Shading
Plant Modeller can produce a shaded picture of the model as seen in any of the currently open views. The shaded picture temporarily occupies the window where the wireframe picture is drawn and stays there until the program needs to redraw the original view.
There are several user settable parameters controlling shading. When computing illumination the light source is considered to be at infinity.
Shade
Select the view you want to be shaded. Shading uses the default parameters.
Configure shades
Specify how to generate an old style shaded image of a wireframe view. You should create views as shaded to allow OpenGL to take care of the shading.
The following settings are asked:
Number of colors in shading
The panel for this command allows varying the number of different solid colors used and the number of brightness of each color when you have a pseudo-color display. These displays can only show 256 different colors at the same time, though each of these colors is adjustable. It is necessary to limit the number of colors in order to get more shades, since the total number of all shades of all colors is so limited. Too few shades will give a tiled effect.
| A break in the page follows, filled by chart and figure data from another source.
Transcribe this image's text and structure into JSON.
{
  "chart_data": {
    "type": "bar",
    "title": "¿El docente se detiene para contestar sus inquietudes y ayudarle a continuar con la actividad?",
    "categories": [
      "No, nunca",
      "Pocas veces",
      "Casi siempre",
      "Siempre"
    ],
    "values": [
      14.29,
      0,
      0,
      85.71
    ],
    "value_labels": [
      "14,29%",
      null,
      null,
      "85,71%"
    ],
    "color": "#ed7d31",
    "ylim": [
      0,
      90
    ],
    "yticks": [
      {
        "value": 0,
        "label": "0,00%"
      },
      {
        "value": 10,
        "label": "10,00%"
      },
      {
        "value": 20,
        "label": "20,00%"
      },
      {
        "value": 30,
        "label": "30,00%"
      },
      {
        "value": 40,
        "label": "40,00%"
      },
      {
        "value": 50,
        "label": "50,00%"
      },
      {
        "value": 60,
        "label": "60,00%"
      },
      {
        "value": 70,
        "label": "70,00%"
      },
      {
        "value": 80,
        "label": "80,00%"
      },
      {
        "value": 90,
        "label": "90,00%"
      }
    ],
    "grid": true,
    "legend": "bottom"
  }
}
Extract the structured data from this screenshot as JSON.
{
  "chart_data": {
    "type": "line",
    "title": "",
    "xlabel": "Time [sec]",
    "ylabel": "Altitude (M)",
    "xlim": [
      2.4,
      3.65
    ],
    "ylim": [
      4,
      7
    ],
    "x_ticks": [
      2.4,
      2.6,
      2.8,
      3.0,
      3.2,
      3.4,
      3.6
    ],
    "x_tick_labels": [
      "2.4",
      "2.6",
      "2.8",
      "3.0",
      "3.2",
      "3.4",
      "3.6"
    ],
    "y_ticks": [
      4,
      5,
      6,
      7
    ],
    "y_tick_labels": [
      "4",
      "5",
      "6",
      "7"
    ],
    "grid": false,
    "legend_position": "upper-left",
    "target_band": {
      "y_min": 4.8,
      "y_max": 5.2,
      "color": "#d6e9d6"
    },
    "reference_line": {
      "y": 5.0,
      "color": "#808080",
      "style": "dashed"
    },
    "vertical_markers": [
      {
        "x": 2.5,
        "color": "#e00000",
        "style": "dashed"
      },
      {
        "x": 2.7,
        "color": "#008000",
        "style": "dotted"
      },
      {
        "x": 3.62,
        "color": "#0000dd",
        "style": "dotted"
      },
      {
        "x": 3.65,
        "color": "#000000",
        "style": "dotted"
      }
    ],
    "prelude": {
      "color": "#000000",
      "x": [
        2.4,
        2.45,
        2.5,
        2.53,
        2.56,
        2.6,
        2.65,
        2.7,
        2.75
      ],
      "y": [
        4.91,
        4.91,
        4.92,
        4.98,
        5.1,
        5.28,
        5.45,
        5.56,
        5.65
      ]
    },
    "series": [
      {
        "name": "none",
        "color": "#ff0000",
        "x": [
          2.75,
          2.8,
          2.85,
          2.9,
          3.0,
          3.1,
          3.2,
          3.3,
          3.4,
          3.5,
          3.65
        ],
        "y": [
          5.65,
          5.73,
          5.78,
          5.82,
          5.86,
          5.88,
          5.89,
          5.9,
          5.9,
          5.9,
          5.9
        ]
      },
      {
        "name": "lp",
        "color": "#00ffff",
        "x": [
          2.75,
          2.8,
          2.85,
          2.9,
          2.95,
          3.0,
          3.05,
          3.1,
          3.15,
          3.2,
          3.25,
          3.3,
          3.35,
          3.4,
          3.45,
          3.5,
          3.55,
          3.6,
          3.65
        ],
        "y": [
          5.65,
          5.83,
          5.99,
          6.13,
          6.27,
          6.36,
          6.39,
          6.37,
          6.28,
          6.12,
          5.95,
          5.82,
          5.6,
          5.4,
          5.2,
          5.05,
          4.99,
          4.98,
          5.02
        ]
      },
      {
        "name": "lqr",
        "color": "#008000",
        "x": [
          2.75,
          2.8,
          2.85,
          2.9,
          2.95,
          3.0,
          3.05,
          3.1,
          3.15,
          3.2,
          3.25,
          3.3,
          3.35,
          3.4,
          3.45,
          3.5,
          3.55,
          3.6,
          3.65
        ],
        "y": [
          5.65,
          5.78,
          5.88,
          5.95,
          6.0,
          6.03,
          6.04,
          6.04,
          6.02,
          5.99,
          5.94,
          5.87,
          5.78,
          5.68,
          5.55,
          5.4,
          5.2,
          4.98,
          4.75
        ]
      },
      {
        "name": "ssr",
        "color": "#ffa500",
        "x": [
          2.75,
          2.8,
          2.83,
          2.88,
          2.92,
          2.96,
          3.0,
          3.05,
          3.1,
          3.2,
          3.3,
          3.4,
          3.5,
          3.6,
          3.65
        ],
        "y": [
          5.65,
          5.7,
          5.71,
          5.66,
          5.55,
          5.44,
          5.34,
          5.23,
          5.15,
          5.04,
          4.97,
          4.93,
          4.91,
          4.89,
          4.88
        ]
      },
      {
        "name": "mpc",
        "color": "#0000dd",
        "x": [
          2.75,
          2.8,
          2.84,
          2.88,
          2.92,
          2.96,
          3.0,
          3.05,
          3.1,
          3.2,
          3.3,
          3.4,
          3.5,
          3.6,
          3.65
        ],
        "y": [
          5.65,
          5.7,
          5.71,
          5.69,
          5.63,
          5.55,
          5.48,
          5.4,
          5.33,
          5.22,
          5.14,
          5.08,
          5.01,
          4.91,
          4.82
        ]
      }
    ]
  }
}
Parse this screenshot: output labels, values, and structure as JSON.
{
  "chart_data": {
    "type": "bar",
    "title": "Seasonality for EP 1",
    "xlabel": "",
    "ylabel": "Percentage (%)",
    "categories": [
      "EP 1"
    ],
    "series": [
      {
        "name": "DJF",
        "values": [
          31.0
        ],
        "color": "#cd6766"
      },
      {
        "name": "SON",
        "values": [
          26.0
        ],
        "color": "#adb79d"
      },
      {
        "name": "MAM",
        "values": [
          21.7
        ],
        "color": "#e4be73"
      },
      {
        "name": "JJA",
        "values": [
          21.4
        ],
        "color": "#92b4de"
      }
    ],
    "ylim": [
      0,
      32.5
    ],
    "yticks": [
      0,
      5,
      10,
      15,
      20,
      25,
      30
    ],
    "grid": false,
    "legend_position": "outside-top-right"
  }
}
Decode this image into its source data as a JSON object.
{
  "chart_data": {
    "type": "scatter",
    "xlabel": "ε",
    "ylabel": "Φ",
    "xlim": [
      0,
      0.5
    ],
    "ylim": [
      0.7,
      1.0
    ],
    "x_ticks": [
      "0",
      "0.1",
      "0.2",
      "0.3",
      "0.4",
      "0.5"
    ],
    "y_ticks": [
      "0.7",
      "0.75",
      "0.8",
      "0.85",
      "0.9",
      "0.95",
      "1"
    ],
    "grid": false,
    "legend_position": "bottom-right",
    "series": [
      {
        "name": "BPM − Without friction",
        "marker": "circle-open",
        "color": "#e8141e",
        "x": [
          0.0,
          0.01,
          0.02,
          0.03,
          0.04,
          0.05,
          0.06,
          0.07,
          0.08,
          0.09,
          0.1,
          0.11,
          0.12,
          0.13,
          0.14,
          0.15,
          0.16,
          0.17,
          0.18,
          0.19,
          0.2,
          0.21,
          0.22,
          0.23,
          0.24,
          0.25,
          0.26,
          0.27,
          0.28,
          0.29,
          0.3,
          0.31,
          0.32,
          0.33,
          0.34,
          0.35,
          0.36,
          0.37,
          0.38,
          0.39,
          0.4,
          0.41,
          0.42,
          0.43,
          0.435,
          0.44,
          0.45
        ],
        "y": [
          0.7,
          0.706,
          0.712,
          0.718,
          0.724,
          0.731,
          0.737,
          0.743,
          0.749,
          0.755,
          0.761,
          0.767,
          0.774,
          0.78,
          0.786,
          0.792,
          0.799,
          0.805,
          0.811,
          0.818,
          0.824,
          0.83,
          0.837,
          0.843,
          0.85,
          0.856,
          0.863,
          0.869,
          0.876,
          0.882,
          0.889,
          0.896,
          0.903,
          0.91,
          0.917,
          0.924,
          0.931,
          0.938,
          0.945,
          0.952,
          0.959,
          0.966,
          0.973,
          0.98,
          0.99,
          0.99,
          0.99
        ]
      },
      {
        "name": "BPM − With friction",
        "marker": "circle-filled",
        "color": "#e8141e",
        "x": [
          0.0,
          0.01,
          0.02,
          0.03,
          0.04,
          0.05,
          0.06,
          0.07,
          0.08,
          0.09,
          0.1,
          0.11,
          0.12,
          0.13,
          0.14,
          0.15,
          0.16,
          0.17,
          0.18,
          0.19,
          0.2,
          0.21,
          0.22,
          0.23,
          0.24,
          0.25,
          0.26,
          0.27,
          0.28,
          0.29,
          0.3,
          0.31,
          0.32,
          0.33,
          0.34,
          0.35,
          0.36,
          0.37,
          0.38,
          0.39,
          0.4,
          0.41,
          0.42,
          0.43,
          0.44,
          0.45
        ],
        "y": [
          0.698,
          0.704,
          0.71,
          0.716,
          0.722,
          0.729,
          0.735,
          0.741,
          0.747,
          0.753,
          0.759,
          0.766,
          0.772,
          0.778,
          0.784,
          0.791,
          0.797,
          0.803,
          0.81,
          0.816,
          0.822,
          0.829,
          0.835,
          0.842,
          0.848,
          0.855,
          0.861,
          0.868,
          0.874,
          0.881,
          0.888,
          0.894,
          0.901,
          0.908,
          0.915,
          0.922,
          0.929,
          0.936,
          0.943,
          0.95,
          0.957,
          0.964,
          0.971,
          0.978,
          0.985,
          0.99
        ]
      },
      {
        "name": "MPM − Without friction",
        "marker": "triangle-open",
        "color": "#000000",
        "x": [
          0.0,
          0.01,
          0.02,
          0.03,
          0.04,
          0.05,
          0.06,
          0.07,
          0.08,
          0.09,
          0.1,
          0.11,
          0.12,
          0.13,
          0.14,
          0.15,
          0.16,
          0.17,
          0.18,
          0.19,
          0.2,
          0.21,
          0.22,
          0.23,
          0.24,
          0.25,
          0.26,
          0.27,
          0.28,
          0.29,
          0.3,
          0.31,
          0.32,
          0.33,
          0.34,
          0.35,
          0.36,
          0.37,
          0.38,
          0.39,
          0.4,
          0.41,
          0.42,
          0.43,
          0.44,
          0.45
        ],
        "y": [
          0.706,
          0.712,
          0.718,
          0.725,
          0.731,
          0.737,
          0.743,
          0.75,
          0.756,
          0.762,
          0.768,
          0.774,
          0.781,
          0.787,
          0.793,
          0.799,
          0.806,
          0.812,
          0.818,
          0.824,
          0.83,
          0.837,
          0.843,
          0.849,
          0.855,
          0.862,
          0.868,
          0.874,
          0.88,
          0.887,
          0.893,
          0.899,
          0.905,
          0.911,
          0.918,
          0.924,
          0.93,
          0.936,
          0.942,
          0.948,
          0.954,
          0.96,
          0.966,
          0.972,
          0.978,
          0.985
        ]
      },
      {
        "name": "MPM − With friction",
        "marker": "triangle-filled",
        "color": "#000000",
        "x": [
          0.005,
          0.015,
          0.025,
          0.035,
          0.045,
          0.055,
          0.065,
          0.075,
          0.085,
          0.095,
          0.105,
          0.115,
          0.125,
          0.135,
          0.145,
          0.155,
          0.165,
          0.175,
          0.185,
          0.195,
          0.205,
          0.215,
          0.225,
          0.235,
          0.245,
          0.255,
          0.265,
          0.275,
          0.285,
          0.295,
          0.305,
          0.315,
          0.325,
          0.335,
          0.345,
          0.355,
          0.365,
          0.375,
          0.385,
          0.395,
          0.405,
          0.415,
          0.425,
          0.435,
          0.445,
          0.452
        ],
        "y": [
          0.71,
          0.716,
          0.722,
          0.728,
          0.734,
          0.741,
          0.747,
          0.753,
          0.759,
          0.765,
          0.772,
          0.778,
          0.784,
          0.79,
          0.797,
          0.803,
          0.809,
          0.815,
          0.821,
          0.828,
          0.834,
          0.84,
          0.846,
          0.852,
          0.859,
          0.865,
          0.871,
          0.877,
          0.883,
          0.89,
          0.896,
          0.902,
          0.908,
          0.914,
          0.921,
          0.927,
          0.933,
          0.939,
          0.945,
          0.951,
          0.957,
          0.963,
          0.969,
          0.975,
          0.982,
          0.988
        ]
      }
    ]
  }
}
The number of colors determines how many "base colors" are to be used. You can have decent looking pictures when you use 6 colors and 36 shades for each. The RGB (red, green and blue) triples for these base colors are loaded from the color configuration
If your workstation supports "true color" display (15, 16 or 24 bits per pixel) then the above described limitations with respect to the number of colors do not apply. In this case Plant Modeller can use 256 different base colors and brightness values vary between 0 and 65535. The depth of the frame buffer then determines how many different brightness values can actually be displayed for each base color.
Number of shades per color
Normally a 3D object is shaded with the same colors used in the wireframe picture. If the number of colors used in shading is less than those used in the wireframe picture then some colors will be reused.
Minimum intensity
Each shading color will have a certain number of different shades computed by varying the values of red, green, and blue through the range of intensities. Internally intensities are scaled from a settable minimum to a maximum of 1.0. Normally the minimum is not zero since that would make the dark side of objects totally black. Minimums in the range of 0.2 to 0.4 will give an omnidirectional ambient light
Draw outlines
When the Draw Outlines flag is set to 1 and hidden lines are removed from the view to be shaded then Plant Modeller draws the wireframe picture after shading onto the shaded view. This can give extra contrast to edges.
Shading parameters are stored permanently into the application defaults file when you exit the system with the "Save" command.
Direction to light source
This command can be used to change the direction for the (simulated) light source for shaded views. The same direction is used for all shaded views.